Remebering Andy

My good friend, mentor and adviser, Andy passed away last week. He fought a long and courageous battle with an illness that many a lesser person would have surrendered to years ago. But it is not for his intrepid steadfastness that I will remember him. Or for his storied background as a combat pilot or competitive triathlete. Rather it is for an even rarer commodity in the modern world, his towering integrity.

I met Andy as my executive coach some ten years ago. Little did I know then that he was introducing me to a future vocation that would provide me with deep and abiding satisfaction. For that I am eternally grateful.

But more, he embedded in me an appreciation for the liberating power of integrity.
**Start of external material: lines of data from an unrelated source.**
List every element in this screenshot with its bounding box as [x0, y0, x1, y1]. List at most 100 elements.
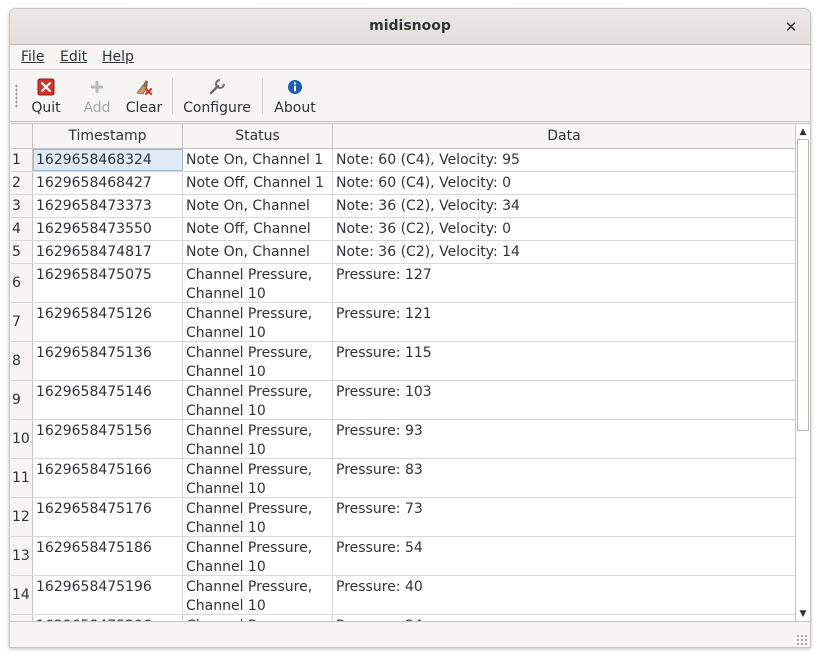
table-header: Timestamp Status Data	[11, 124, 795, 149]
cell-timestamp[interactable]: 1629658475075	[33, 264, 183, 302]
menu-help-label: Help	[102, 49, 134, 65]
cell-data[interactable]: Pressure: 54	[333, 537, 795, 575]
cell-data[interactable]: Note: 36 (C2), Velocity: 14	[333, 241, 795, 263]
cell-status[interactable]: Channel Pressure, Channel 10	[183, 498, 333, 536]
clear-label: Clear	[125, 100, 163, 116]
row-number[interactable]: 12	[11, 498, 33, 536]
quit-label: Quit	[31, 100, 61, 116]
about-button[interactable]: About	[273, 74, 317, 120]
vertical-scrollbar[interactable]: ▲ ▼	[795, 124, 810, 621]
add-label: Add	[83, 100, 111, 116]
cell-data[interactable]: Note: 36 (C2), Velocity: 34	[333, 195, 795, 217]
row-number[interactable]: 2	[11, 172, 33, 194]
cell-data[interactable]: Pressure: 93	[333, 420, 795, 458]
cell-data[interactable]: Pressure: 40	[333, 576, 795, 614]
table-row[interactable]: 51629658474817Note On, Channel 10Note: 3…	[11, 241, 795, 264]
cell-timestamp[interactable]: 1629658468427	[33, 172, 183, 194]
close-button[interactable]: ✕	[780, 16, 802, 38]
cell-status[interactable]: Channel Pressure, Channel 10	[183, 264, 333, 302]
cell-status[interactable]: Channel Pressure, Channel 10	[183, 342, 333, 380]
scrollbar-thumb[interactable]	[797, 139, 809, 431]
cell-data[interactable]: Note: 60 (C4), Velocity: 0	[333, 172, 795, 194]
quit-button[interactable]: Quit	[30, 74, 62, 120]
cell-data[interactable]: Pressure: 127	[333, 264, 795, 302]
window-title: midisnoop	[369, 18, 451, 34]
scroll-down-arrow-icon[interactable]: ▼	[796, 607, 810, 621]
cell-status[interactable]: Channel Pressure, Channel 10	[183, 576, 333, 614]
cell-status[interactable]: Channel Pressure, Channel 10	[183, 459, 333, 497]
table-row[interactable]: 8 1629658475136 Channel Pressure, Channel …	[11, 342, 795, 381]
cell-status[interactable]: Note On, Channel 10	[183, 241, 333, 263]
cell-data[interactable]: Pressure: 83	[333, 459, 795, 497]
cell-timestamp[interactable]: 1629658475166	[33, 459, 183, 497]
quit-icon	[30, 76, 62, 98]
menu-file[interactable]: File	[21, 49, 44, 65]
cell-data[interactable]: Note: 36 (C2), Velocity: 0	[333, 218, 795, 240]
row-number[interactable]: 1	[11, 149, 33, 171]
table-row[interactable]: 1 1629658468324 Note On, Channel 1 Note: 60…	[11, 149, 795, 172]
cell-timestamp[interactable]: 1629658475196	[33, 576, 183, 614]
table-row[interactable]: 41629658473550Note Off, Channel 10Note: …	[11, 218, 795, 241]
table-row[interactable]: 11 1629658475166 Channel Pressure, Channel…	[11, 459, 795, 498]
cell-timestamp[interactable]: 1629658475176	[33, 498, 183, 536]
cell-timestamp[interactable]: 1629658475156	[33, 420, 183, 458]
cell-data[interactable]: Note: 60 (C4), Velocity: 95	[333, 149, 795, 171]
cell-timestamp[interactable]: 1629658475146	[33, 381, 183, 419]
cell-data[interactable]: Pressure: 121	[333, 303, 795, 341]
row-number[interactable]: 13	[11, 537, 33, 575]
table-row[interactable]: 13 1629658475186 Channel Pressure, Channel…	[11, 537, 795, 576]
table-row[interactable]: 12 1629658475176 Channel Pressure, Channel…	[11, 498, 795, 537]
corner-header[interactable]	[11, 124, 33, 148]
cell-data[interactable]: Pressure: 103	[333, 381, 795, 419]
cell-timestamp[interactable]: 1629658475136	[33, 342, 183, 380]
cell-data[interactable]: Pressure: 73	[333, 498, 795, 536]
menu-edit[interactable]: Edit	[60, 49, 87, 65]
cell-status[interactable]: Channel Pressure, Channel 10	[183, 381, 333, 419]
cell-status[interactable]: Channel Pressure, Channel 10	[183, 420, 333, 458]
configure-button[interactable]: Configure	[183, 74, 251, 120]
menu-edit-label: Edit	[60, 49, 88, 65]
table-row[interactable]: 7 1629658475126 Channel Pressure, Channel …	[11, 303, 795, 342]
row-number[interactable]: 5	[11, 241, 33, 263]
toolbar-grip[interactable]	[15, 84, 18, 108]
row-number[interactable]: 4	[11, 218, 33, 240]
cell-status[interactable]: Channel Pressure, Channel 10	[183, 303, 333, 341]
cell-status[interactable]: Note On, Channel 1	[183, 149, 333, 171]
cell-timestamp[interactable]: 1629658474817	[33, 241, 183, 263]
cell-status[interactable]: Note On, Channel 10	[183, 195, 333, 217]
row-number[interactable]: 8	[11, 342, 33, 380]
cell-status[interactable]: Note Off, Channel 1	[183, 172, 333, 194]
table-row[interactable]: 2 1629658468427 Note Off, Channel 1 Note: 6…	[11, 172, 795, 195]
row-number[interactable]: 3	[11, 195, 33, 217]
title-bar[interactable]: midisnoop ✕	[10, 9, 810, 45]
scroll-up-arrow-icon[interactable]: ▲	[796, 125, 810, 139]
table-row[interactable]: 14 1629658475196 Channel Pressure, Channel…	[11, 576, 795, 615]
table-row[interactable]: 31629658473373Note On, Channel 10Note: 3…	[11, 195, 795, 218]
add-button[interactable]: Add	[80, 74, 114, 120]
cell-timestamp[interactable]: 1629658475186	[33, 537, 183, 575]
row-number[interactable]: 9	[11, 381, 33, 419]
row-number[interactable]: 10	[11, 420, 33, 458]
column-header-timestamp[interactable]: Timestamp	[33, 124, 183, 148]
menu-help[interactable]: Help	[102, 49, 134, 65]
cell-status[interactable]: Note Off, Channel 10	[183, 218, 333, 240]
row-number[interactable]: 7	[11, 303, 33, 341]
cell-timestamp[interactable]: 1629658475126	[33, 303, 183, 341]
resize-grip[interactable]	[796, 634, 808, 646]
cell-timestamp[interactable]: 1629658468324	[33, 149, 183, 171]
table-row[interactable]: 10 1629658475156 Channel Pressure, Channel…	[11, 420, 795, 459]
cell-data[interactable]: Pressure: 115	[333, 342, 795, 380]
column-header-data[interactable]: Data	[333, 124, 795, 148]
clear-button[interactable]: Clear	[125, 74, 163, 120]
table-row[interactable]: 6 1629658475075 Channel Pressure, Channel …	[11, 264, 795, 303]
cell-timestamp[interactable]: 1629658473373	[33, 195, 183, 217]
row-number[interactable]: 6	[11, 264, 33, 302]
cell-timestamp[interactable]: 1629658473550	[33, 218, 183, 240]
row-number[interactable]: 14	[11, 576, 33, 614]
add-icon	[80, 76, 114, 98]
row-number[interactable]: 11	[11, 459, 33, 497]
cell-status[interactable]: Channel Pressure, Channel 10	[183, 537, 333, 575]
about-icon	[273, 76, 317, 98]
table-row[interactable]: 9 1629658475146 Channel Pressure, Channel …	[11, 381, 795, 420]
column-header-status[interactable]: Status	[183, 124, 333, 148]
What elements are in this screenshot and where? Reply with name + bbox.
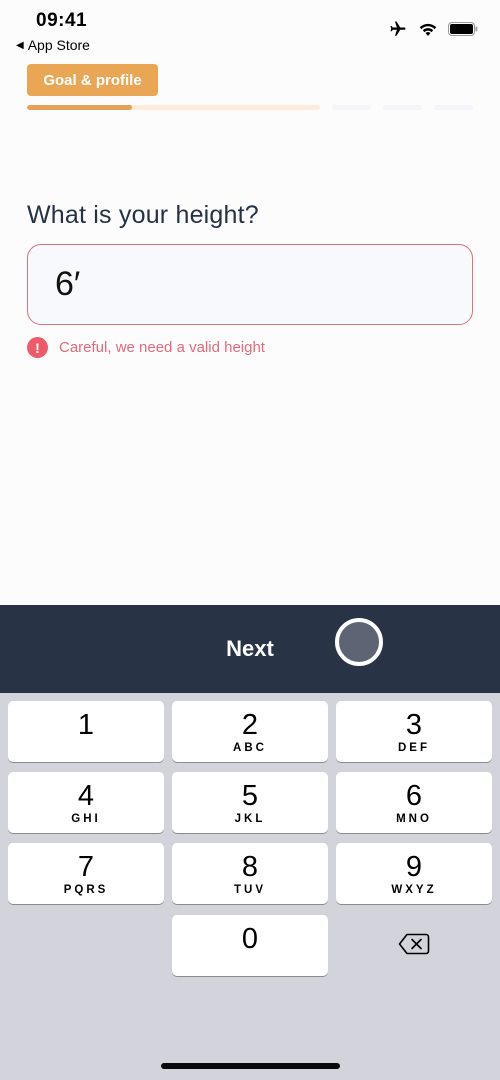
error-message-row: ! Careful, we need a valid height bbox=[27, 337, 265, 358]
key-digit: 9 bbox=[405, 851, 423, 883]
key-digit: 6 bbox=[405, 780, 423, 812]
progress-segment bbox=[434, 105, 473, 110]
wifi-icon bbox=[418, 22, 438, 37]
section-badge: Goal & profile bbox=[27, 64, 158, 96]
key-9[interactable]: 9 WXYZ bbox=[336, 843, 492, 904]
key-8[interactable]: 8 TUV bbox=[172, 843, 328, 904]
question-title: What is your height? bbox=[27, 201, 259, 229]
key-0[interactable]: 0 bbox=[172, 915, 328, 976]
key-digit: 3 bbox=[405, 709, 423, 741]
home-indicator[interactable] bbox=[161, 1063, 340, 1069]
key-letters: WXYZ bbox=[391, 884, 437, 896]
airplane-icon bbox=[388, 20, 408, 38]
progress-segment bbox=[27, 105, 320, 110]
key-letters: ABC bbox=[233, 742, 267, 754]
key-letters: PQRS bbox=[63, 884, 109, 896]
key-3[interactable]: 3 DEF bbox=[336, 701, 492, 762]
back-to-app-store[interactable]: ◀ App Store bbox=[16, 37, 90, 53]
back-label: App Store bbox=[27, 37, 90, 53]
key-digit: 1 bbox=[77, 708, 95, 741]
backspace-button[interactable] bbox=[336, 915, 492, 976]
error-message: Careful, we need a valid height bbox=[59, 339, 265, 356]
key-4[interactable]: 4 GHI bbox=[8, 772, 164, 833]
backspace-icon bbox=[398, 933, 430, 958]
exclamation-circle-icon: ! bbox=[27, 337, 48, 358]
keyboard-accessory-bar: Next bbox=[0, 605, 500, 693]
progress-segment bbox=[383, 105, 422, 110]
numeric-keypad: 1 2 ABC 3 DEF 4 GHI 5 JKL 6 MNO 7 PQRS 8… bbox=[0, 693, 500, 1080]
progress-segment bbox=[332, 105, 371, 110]
key-letters: DEF bbox=[398, 742, 430, 754]
key-letters: JKL bbox=[234, 813, 266, 825]
key-letters: MNO bbox=[396, 813, 432, 825]
battery-icon bbox=[448, 22, 478, 36]
key-6[interactable]: 6 MNO bbox=[336, 772, 492, 833]
status-time: 09:41 bbox=[36, 10, 88, 31]
key-5[interactable]: 5 JKL bbox=[172, 772, 328, 833]
back-triangle-icon: ◀ bbox=[16, 39, 24, 51]
key-digit: 7 bbox=[77, 851, 95, 883]
height-input-value: 6′ bbox=[55, 265, 81, 303]
key-1[interactable]: 1 bbox=[8, 701, 164, 762]
height-input[interactable]: 6′ bbox=[27, 244, 473, 325]
status-icons bbox=[388, 20, 478, 38]
touch-indicator-icon bbox=[335, 618, 383, 666]
progress-fill bbox=[27, 105, 133, 110]
key-letters: GHI bbox=[71, 813, 101, 825]
key-digit: 5 bbox=[241, 780, 259, 812]
key-letters: TUV bbox=[234, 884, 266, 896]
key-digit: 2 bbox=[241, 709, 259, 741]
key-digit: 8 bbox=[241, 851, 259, 883]
key-2[interactable]: 2 ABC bbox=[172, 701, 328, 762]
key-digit: 0 bbox=[241, 922, 259, 955]
key-7[interactable]: 7 PQRS bbox=[8, 843, 164, 904]
progress-bar bbox=[27, 105, 473, 111]
key-digit: 4 bbox=[77, 780, 95, 812]
next-button[interactable]: Next bbox=[200, 605, 300, 693]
Not in the “think about it 30 seconds” way most people devote to the subject. Instead he discussed it as a scientific truth, an inalienable law of the universe that can not be countermanded by anyone for any reason. He liked to say that the only reason that a wheel can spin on its axle freely is that it is in “perfect integrity.” To lose such integrity is to spin apart in a disintegrating disaster. The type of disaster that takes down companies such as Enron, Lehman, and people like Tiger and Roethlisberger.

He led his life as a model of integrity. He was the consummate truth-teller, who would gently (or not), advise those of us fortunate enough to know him when we may be straying off course. He always spun true.

Thank you, Andy, for your enduring legacy and inspiring integrity. I will miss you.